Since then, the uncertainty trope has become the general catch-all for explaining (or mis-explaining) a variety of future events. The list of uncertainties is long: The fiscal cliff, U.S. tax policy, health-care laws, what happens in Greece, will we have a recession next year or not, is housing recovering, what happens to the euro zone, will the euro currency collapse, what about the U.S. elections?
I recall no one saying that investing was difficult due to the uncertainty caused by a potential nuclear conflagration between the United States and the Soviet Union during the Cold War. The sword of Damocles hung over everyone’s head. Is the Greek situation today more dire or uncertain than the policy of mutually assured destruction ever was?
Regardless, all of these unknown events will be resolved one way or another at some point in the future. Which is, of course, how all ambiguities eventually get resolved — at some future unknown date. That is why the uncertainty claim is so absurdist. The lack of understanding today of an unknowable future always gets revealed as the future becomes known to us.
This is how things unfold in a linear timeline.
It finally dawned on me what the uncertainty trope is all about. It took a conversation with a nervous chief executive to reveal it, but I teased out the answer.
Most of the time, people exist in a happy little bubble of self-created delusion. We engage in selective perception, seeing only the things that agree with us. Our selective retention retains the good stuff and disregards most of the rest. In our minds, we are all younger, better-looking, slimmer, with more hair than the camera reveals.
In short, we construct a reality that bears only passing resemblance to the objective universe.
During those brief instances when the facade fades, the curtain gets pulled back and the ugly reality becomes clear.

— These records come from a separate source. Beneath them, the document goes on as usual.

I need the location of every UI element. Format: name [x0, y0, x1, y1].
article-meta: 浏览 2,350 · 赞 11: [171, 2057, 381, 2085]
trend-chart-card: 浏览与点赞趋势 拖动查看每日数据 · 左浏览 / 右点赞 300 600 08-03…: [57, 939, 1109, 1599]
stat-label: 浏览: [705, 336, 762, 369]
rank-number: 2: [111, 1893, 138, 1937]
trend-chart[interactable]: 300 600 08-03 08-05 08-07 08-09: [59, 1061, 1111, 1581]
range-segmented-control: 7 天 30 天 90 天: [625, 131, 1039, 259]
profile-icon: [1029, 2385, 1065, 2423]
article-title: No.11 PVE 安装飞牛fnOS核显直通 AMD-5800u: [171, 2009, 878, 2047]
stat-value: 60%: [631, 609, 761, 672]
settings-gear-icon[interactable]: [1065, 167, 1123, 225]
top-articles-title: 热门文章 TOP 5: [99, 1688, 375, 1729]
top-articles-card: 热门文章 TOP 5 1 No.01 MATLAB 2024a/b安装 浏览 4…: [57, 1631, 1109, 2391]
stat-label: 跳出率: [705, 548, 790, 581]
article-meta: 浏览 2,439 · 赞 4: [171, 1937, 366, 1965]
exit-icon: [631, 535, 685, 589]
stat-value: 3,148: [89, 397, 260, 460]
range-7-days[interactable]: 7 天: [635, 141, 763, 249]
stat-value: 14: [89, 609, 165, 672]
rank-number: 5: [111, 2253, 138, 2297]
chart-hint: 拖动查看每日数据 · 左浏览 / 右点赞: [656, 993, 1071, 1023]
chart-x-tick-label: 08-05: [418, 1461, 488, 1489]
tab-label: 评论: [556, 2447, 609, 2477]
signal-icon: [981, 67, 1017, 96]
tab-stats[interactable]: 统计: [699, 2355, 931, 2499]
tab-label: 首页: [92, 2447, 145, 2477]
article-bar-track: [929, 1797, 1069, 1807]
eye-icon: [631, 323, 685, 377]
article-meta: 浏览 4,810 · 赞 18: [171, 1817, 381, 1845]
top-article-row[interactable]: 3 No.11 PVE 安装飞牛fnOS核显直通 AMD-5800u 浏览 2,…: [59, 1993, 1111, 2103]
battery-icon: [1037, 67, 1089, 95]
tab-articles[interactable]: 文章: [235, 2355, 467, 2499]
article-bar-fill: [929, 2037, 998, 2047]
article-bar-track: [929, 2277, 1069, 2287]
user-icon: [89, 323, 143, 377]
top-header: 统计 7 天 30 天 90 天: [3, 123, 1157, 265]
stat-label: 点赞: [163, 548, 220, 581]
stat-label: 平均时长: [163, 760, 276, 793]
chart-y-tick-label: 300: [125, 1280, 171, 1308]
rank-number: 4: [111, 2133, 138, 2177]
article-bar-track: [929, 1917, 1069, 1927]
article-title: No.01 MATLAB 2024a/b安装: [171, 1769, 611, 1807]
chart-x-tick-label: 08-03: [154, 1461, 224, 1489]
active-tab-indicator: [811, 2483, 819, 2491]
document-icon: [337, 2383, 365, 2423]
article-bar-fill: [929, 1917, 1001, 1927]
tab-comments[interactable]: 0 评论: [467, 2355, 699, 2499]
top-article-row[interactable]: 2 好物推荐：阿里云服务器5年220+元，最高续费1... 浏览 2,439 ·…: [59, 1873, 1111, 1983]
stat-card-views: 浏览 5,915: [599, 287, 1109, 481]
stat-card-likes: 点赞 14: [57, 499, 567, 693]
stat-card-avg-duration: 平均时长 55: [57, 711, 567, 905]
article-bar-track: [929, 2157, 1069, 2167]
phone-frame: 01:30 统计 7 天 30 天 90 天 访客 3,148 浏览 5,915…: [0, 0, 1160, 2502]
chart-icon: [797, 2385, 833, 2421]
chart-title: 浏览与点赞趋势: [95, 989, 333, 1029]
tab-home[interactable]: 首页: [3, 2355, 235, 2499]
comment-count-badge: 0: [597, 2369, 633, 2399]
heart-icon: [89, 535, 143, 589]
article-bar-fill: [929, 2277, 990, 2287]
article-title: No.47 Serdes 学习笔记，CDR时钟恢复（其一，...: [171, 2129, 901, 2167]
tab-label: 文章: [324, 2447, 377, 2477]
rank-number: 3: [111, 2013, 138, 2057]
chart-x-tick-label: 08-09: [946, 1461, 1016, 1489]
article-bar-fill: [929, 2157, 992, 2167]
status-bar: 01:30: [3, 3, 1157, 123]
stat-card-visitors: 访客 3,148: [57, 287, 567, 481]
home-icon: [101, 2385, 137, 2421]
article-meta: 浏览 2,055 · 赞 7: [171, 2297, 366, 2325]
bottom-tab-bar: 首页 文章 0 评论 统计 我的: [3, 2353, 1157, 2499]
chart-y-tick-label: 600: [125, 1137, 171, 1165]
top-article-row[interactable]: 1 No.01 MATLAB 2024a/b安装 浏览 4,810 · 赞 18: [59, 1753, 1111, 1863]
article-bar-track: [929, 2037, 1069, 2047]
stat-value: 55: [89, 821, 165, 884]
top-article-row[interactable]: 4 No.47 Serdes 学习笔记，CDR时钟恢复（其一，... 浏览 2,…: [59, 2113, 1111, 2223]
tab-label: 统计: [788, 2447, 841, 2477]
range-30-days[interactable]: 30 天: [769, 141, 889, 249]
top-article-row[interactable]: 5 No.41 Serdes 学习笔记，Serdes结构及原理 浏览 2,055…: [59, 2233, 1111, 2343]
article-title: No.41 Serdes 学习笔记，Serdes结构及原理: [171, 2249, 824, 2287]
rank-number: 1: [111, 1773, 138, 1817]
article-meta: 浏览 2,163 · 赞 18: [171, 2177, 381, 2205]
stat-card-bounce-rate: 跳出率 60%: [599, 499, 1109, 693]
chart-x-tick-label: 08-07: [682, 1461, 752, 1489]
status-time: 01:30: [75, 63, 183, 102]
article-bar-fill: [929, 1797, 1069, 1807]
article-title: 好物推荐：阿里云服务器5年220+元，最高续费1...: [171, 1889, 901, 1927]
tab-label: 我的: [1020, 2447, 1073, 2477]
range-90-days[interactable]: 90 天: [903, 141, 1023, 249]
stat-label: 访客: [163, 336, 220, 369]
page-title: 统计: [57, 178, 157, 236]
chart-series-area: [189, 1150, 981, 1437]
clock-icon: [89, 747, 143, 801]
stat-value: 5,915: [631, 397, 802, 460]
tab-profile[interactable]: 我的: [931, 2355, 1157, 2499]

We get a glimmer of understanding about our own lack of understanding. That’s when the grim reality of the human condition is revealed — and it terrifies us.
The next time you hear someone mention uncertainty, ask yourself this: How much less do they actually know about the future today vs. what they knew last week or year? How much less do they think they know?
We need only consider the track record of Wall Street’s prognosticators to recognize how little we know about what awaits down the line.